Surcharge de travail, manque de moyens, sentiment d’impuissance : les représentants du personnel sont aussi exposés à des risques psychosociaux. Pour le sociologue Frédéric Rey, les ordonnances Macron ont fortement dégradé leurs conditions de travail.
La fatigue militante des représentants du personnel vient de faire l’objet d’une nouvelle étude. Que sait-on aujourd’hui de la situation de ces élus, de leur état de santé ?

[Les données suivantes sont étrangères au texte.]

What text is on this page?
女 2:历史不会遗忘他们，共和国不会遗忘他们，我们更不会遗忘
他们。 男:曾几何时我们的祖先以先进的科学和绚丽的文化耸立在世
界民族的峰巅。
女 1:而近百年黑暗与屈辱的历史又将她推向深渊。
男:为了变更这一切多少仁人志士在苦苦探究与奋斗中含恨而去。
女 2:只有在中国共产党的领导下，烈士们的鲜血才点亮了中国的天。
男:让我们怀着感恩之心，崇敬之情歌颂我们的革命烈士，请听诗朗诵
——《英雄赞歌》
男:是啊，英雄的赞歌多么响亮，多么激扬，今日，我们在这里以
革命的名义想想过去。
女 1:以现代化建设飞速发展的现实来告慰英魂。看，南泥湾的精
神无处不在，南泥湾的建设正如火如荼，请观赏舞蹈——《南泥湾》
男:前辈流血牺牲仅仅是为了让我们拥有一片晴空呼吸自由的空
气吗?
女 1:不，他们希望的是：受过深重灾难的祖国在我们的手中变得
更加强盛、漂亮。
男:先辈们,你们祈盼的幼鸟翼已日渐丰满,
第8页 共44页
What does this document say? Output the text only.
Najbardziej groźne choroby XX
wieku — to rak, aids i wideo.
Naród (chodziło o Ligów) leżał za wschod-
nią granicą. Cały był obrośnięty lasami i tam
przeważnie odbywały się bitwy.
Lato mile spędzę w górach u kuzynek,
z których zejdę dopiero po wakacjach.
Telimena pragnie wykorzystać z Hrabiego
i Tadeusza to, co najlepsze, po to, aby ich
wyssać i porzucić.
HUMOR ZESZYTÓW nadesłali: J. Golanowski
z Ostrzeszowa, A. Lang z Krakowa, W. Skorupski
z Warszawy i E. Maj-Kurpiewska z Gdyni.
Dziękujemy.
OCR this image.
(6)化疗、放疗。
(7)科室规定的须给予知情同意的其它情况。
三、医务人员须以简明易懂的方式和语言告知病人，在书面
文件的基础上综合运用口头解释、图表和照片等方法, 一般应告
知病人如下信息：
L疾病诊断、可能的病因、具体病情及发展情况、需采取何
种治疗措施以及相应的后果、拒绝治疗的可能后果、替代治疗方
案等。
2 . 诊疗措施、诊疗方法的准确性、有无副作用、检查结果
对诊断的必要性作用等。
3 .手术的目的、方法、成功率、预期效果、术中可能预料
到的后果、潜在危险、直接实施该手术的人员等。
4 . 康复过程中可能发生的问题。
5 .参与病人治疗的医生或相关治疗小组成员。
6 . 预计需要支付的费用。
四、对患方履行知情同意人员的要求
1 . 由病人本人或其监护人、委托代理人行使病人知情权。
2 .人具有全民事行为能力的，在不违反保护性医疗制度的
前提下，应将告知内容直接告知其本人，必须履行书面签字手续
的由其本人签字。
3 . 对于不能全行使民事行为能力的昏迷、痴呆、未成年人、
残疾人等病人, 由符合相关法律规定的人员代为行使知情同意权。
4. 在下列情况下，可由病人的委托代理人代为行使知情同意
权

Frédéric Rey : Sur le plan scientifique et statistique, on sait encore peu de choses. L’épuisement des équipes d’élus a longtemps été invisibilisé dans la culture syndicale, qui a eu tendance à relativiser – et parfois même à valoriser – le coût de l’engagement militant. Mais aujourd’hui, les représentants du personnel s’autorisent un peu plus à témoigner des difficultés liées à l’exercice de leurs mandats. Dans le cadre de mes enquêtes, et sans être directement interrogés à ce propos, certains évoquent spontanément leur fatigue, leur charge mentale, leur impression d’être submergés, épuisés. Ils sont eux aussi exposés à des risques que l’on pourrait qualifier de « militants », et qui ressemblent par certains aspects et de plus en plus aux risques professionnels.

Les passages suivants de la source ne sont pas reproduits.